Doktor Honoris Causa dari UNY ini mengatakan, regulasi di BUMDes berbeda dengan Badan Hukum lainnya dengan payung hukum yang digunakan berbeda, otoritatifnya juga berbeda.
"Kedudukan BUMDes sebagai badan hukum menjadi kunci pengembangan di masa-masa akan datang, dimana sejak awal sepakat kalau ujung tombak penguatan ekonomi di desa dalam representasi Pemerintah dan Masyarakat Desa adalah BUMDes," ujar Gus Menteri.
Gus Menteri mengatakan, Desa adalah entitas khusus yang miliki karakteristik tertentu dan di UU Desa diberikan kekhususan, termasuk soal kemandirian desa yang sudah miliki setting budaya berbeda. BUMDes dinyatakan sebagai Badan Hukum dimulai ketika Desa sudah menetapkan peraturan desa yang merupakan produk Musyawarah Desa disahkan dan ditandatangani oleh Kepala Desa.
Namun, karena BUMDes perlu aturan main berskala nasional maka dalam RPP yang disusun, maka BUMDes harus dapatkan registrasi dari Kementerian Desa, Pembangunan Daerah Tertinggal dan Transmigrasi (Kemendes PDTT) yang bertujuan untuk menghindari sejumlah hal seperti kesamaan nama. Olehnya, pencantuman nama desa menjadi sebuah keharusan.

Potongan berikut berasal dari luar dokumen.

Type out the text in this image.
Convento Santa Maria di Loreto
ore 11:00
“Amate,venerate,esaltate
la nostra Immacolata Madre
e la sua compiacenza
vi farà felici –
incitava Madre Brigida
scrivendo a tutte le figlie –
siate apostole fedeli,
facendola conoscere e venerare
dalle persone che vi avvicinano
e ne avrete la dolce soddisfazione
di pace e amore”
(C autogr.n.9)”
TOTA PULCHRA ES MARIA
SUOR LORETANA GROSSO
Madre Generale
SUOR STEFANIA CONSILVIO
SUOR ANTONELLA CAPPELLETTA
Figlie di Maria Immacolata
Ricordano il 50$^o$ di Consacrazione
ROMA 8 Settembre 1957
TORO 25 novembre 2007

Setelah proses registrasi di Kemendes, kemudian dilanjutkan ke Kementerian Hukum dan HAM untuk didokumentasikan. Ini dilakukan karena sebagai badan hukum, BUMDes bisa membuat badan hukum baru seperti PT. "Registrasi ini juga dikirimkan ke Kementerian Koperasi dan UKM serta kementerian terkait lainnya," kata Mantan Ketua DPRD Jawa Timur ini.
Gus Menteri menegaskan jika satu desa hanya boleh mendirikan satu BUMDes jadi dipastikan jumlahnya tidak bakal melebih jumlah desa sebanyak 74.953. Namun, jika berkaitan dengan BUMDes Bersama (BUMDesma), maka setiap desa bisa miliki lebih dari satu.
"Ini tergantung kebutuhan untuk usaha bersama antara desa yang pada hakikatnya untuk peningkatan kesejahteraan masyarakat desa melalui penguatan ekonomi di desa dan Pendapatan Asli Desa," kata Gus Menteri.
Pendirian BUMDesma juga tidak dibatasi terkait Zonasi dan wilayah. Gus Menteri mencontohkan, Desa di Klaten mungkin saja membangun kerja sama desa di Aceh atau wilayah lain asal ada kesamaan tujuan dan visi.